Amnesty International has repeatedly called for an “independent and impartial investigation into the behavior of the Hong Kong police.” It refers to the judgment of a panel of overseas experts who believe the existing governmental mechanism for investigating police misconduct lacks “the powers, capacity and independent investigative capability” to do an adequate job.

A joint statement in November, by students, alumni, and faculty at 54 American colleges and universities in support of the Hong Kong protesters, speaks of “a shocking number of unexplained disappearances, ‘suicides’ and police rape.”

Context of The Epoch Times Operating in China

The Chinese Communist Party (CCP) has worked to silence The Epoch Times since the paper first began publishing in the year 2000, because of its reporting on the human rights record of the Chinese regime and on criticism of the CCP. Shortly after the newspaper’s founding in the United States, 10 staff members working underground in China were jailed and sentenced to prison terms ranging from three to 10 years, for charges like “inciting subversion of the state power.”

In the United States and other countries, Chinese embassies and consulates have worked to try to discourage businesses from advertising with the newspaper. The family members of U.S.-based Epoch Times staff have been threatened in China. There have been numerous instances in which of bundles of newspapers were stolen or destroyed; though the identities of the perpetrators are difficult to verify, these incidents fit a general pattern of harassment by the Chinese regime.

Recent examples in Hong Kong are illustrative. Ms. Lu, the Hong Kong edition’s circulation manager, said that in April, a popular convenience store in Hong Kong tore up a contract for selling The Epoch Times under pressure from the CCP, despite that sales of the newspaper had exceeded the contract requirements. Lu also said there have been incidents of intimidation of journalists from time to time.

The arson on the 19th is the fourth attack on The Epoch Times’ print shop in Hong Kong. In February 2006, thugs broke in and attempted to smash the printers.
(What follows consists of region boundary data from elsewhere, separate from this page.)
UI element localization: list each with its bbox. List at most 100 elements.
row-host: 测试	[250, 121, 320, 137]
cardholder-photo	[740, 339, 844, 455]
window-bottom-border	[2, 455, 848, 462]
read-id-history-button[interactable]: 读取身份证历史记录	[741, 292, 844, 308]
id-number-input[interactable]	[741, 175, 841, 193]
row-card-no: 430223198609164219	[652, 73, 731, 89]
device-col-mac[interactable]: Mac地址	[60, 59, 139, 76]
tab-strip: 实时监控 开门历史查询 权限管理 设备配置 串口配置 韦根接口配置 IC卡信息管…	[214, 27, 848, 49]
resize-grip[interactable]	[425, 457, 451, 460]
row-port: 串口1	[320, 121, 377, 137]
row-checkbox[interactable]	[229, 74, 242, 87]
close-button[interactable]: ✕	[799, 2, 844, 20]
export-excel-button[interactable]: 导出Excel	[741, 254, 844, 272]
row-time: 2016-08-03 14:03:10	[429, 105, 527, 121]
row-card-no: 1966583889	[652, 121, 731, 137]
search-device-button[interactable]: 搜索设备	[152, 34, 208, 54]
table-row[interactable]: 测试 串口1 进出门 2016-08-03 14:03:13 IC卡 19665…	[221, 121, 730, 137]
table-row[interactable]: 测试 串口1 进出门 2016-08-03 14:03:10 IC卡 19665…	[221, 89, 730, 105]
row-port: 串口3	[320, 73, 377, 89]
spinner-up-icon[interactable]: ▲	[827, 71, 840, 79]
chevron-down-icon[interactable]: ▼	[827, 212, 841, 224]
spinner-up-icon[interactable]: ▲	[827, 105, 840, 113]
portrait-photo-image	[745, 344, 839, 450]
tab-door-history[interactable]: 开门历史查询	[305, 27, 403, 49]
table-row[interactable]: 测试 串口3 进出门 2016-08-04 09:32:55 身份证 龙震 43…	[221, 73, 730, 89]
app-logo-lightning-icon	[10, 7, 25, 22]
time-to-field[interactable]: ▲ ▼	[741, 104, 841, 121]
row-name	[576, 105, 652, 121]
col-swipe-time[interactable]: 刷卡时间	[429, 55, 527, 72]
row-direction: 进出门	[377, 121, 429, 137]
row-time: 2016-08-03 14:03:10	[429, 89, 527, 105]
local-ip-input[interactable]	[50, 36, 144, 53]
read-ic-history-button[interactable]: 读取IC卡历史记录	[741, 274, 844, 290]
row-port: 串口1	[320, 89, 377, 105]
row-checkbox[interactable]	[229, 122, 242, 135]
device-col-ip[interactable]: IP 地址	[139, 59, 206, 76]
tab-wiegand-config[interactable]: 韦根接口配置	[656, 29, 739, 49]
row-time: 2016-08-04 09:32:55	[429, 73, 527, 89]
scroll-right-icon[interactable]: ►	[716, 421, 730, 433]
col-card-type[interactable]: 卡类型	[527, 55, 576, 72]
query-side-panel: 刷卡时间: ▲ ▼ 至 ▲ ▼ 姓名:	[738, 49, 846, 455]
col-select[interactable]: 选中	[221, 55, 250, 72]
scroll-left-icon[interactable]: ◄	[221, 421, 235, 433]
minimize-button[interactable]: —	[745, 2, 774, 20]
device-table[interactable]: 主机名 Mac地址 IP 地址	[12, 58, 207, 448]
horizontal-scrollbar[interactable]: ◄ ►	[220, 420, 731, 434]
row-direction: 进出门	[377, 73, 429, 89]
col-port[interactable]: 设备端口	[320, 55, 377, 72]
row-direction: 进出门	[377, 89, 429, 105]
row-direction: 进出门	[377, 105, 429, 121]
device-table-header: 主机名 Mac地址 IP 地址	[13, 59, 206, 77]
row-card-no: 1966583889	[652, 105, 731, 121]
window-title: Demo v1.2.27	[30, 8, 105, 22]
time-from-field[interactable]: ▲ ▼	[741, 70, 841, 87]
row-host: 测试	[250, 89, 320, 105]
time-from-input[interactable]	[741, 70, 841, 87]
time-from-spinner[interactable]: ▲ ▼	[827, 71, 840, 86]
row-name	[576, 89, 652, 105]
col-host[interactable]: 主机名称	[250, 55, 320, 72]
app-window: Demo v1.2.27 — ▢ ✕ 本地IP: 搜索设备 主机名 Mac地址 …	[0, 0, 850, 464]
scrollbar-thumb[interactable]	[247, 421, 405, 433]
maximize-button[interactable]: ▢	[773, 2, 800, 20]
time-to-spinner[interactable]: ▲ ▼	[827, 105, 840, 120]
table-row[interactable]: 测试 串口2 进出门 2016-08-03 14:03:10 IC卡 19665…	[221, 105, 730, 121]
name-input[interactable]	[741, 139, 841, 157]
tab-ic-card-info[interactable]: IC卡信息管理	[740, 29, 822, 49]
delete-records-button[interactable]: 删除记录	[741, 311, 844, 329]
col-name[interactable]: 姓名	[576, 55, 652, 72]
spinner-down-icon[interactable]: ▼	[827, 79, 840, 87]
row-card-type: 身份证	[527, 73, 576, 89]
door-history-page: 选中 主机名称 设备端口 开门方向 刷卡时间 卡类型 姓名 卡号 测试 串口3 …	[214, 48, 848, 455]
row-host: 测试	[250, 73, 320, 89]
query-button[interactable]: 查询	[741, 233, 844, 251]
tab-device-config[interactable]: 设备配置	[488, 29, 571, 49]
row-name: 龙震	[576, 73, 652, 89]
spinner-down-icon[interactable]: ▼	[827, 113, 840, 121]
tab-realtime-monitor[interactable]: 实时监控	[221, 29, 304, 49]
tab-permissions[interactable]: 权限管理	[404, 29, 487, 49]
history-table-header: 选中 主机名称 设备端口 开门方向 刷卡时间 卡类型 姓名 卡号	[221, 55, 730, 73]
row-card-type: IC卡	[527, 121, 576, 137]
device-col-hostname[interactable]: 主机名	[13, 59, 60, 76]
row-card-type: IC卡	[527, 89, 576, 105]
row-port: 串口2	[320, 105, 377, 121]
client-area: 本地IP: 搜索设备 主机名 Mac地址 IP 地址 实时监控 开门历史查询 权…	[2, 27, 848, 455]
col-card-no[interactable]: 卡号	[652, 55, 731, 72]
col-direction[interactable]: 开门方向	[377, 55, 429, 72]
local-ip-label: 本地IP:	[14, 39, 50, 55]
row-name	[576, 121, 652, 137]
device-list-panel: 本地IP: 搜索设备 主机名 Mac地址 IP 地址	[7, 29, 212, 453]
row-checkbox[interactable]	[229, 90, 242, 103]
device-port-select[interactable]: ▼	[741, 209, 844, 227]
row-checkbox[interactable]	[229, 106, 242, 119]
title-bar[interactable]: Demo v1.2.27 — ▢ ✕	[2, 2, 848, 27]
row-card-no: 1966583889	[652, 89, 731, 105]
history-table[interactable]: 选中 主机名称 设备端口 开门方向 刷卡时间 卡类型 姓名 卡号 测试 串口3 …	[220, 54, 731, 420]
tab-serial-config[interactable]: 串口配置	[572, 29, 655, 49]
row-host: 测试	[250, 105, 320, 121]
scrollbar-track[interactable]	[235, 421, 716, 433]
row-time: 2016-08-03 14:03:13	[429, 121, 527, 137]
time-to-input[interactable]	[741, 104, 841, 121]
In October 2012, thugs attempted to break in but could not smash open the gate. In December 2012, seven men carrying multiple toolboxes appeared and began attempting to break through the gate. They fled after police were called.

The protests in Hong Kong have been an attempt to defend the fundamental liberties of the people of Hong Kong. The people of Hong Kong feel that if they don’t protest now, the CCP will force its tyranny over this formerly free city.

We appreciate the international organizations that expressed concern about the recent arson attack against The Epoch Times, notably the Committee to Protect Journalists and Reporters Without Borders.

This attack on The Epoch Times was an attempt to deny to the Hong Kong people a free press.